The Austin J. Tobin Plaza
About an hour before LaGanga arrived, while both towers were still standing, FOX 5 camera operator Jack Taliercio visited the plaza too. He captured workers escaping the various buildings of the complex, the shopping mall underneath, and a single file line of firefighters hugging the perimeter of the towers as they enter so as not to be in the path of anything falling.
The plaza PA system piped pure ‘90s muzak: midi files of inoffensive love songs. Taliercio takes detail shots of the once pristine space, now covered in glass, dust and smouldering paper, to the sounds of an instrumental Billy Joel cover: a pair of discarded sunglasses, sheet metal hitting the floor, a car on fire at the base of the towers.
He switches to a long, high-angle zoom-in to a man who appears to be attempting to climb out of a window and down the face of the building. For a moment he waves his jacket in surrender. One song ends, and a piano rendition of the Bee Gees’ ‘How Deep Is Your Love’ begins.
Taliercio and his companion watch him, mostly quiet, but occasionally commenting in disbelief. The muzak continues.
“He’s being lowered!” one of them exclaims, excited. The man begins to fall, and disappears behind another building.
NIST NCSTAR 1-5A Appendix M, the final item in the Visual Evidence section of NIST’s report, contains a record of every human being who was seen falling from the towers.
Any footage of those who fell or jumped wasn’t relevant to the investigation per se, Sunder tells me, except to confirm “where conditions inside the building were not tenable for human life.” This clarified their mission to understand how to prevent similar events in the future; not only to better understand and prevent building collapse but also the impact of fire and fire spread on building occupants.

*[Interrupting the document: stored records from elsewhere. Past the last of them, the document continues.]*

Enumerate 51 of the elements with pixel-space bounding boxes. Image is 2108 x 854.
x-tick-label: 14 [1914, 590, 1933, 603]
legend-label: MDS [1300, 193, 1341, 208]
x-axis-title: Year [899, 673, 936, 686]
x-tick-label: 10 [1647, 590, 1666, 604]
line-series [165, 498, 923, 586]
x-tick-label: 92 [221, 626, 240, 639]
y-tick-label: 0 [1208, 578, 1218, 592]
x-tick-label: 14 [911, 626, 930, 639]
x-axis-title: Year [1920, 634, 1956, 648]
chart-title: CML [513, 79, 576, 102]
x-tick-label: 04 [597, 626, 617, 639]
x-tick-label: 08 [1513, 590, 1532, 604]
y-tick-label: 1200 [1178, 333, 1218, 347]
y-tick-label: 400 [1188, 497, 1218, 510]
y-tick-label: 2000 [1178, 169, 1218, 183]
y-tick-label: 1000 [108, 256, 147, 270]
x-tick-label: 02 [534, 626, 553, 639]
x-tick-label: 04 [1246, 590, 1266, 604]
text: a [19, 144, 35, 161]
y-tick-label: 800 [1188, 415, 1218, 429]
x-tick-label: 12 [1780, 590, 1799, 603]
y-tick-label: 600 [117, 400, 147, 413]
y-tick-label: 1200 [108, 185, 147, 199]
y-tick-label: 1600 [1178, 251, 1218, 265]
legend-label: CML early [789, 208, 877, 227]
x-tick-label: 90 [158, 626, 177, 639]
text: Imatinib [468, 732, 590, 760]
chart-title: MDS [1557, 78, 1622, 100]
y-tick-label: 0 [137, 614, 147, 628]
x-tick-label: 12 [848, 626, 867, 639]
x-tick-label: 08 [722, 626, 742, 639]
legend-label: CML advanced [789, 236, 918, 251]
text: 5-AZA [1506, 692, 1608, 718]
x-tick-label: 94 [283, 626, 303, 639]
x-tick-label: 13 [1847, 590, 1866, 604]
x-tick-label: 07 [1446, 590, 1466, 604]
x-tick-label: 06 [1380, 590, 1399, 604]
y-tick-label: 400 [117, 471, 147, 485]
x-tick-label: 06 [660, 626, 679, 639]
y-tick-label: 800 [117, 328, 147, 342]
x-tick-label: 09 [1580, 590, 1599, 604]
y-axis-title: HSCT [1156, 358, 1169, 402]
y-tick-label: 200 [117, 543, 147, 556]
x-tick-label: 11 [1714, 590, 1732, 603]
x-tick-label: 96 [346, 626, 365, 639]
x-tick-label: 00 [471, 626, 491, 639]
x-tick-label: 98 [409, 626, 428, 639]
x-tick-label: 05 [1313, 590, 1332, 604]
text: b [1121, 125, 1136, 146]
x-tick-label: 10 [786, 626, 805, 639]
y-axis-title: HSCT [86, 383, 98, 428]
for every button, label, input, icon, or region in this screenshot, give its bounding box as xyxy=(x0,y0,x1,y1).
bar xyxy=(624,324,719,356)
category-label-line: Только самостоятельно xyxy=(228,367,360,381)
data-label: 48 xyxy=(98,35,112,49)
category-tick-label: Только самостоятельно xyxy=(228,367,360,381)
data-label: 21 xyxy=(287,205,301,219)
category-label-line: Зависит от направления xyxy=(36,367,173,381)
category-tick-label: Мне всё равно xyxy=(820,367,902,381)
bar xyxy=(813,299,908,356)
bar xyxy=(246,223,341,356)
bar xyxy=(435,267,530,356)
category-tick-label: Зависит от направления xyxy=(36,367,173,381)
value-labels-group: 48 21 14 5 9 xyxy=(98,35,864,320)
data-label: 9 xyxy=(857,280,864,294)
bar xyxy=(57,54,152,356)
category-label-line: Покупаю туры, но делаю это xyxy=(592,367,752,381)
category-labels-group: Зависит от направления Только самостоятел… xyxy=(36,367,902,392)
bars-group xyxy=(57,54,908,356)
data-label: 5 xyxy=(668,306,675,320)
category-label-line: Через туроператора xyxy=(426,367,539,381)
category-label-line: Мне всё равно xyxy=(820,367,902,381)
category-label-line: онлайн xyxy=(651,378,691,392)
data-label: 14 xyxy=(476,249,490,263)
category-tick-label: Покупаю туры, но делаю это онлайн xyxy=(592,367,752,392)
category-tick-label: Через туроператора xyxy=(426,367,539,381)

After talking to Sunder, and revisiting all this various data, it seems to me that Appendix M is the kernel of our preoccupation with 9/11. The nature of a single person falling 93 floors is terrible; a list of 101 of them is incomprehensible, a jigsaw puzzle of collective trauma we’ve spent twenty years trying to solve.
There is no solution to, or even an ability to connect to the reality of, something that horrific. Seeing it in blunt data form is as close as we’ll ever get to understanding it.
Conclusions
I was 13 on 9/11. My young brain and nervous system were stunned by it, and its capture by news media and social media, in turn, captured me as those two things bred and bloated and I came of age. I’ve spent twenty years trying to understand logically something that’s incomprehensible emotionally.
The neverending found-footage-esque spectacle of its horror has backdropped the Boring Dystopia we’ve cultivated since. Almost all the people I spoke to for this piece, even survivors, were as outraged by the subsequent Western foreign policy as the events themselves.
I wonder whether conspiracy theorists and survivors have also created distance to cope. I wonder, given that the NIST investigation team ended up spending 6 years studying the data, while also having to cater to the questions and demands of conspiracy theorists, if they were forced to do the same, consciously or unconsciously?
“There was never an emotional distance.” says Sunder. “If anything I think there was an emotional closeness, which compelled us to get the right results. We left no stone unturned.”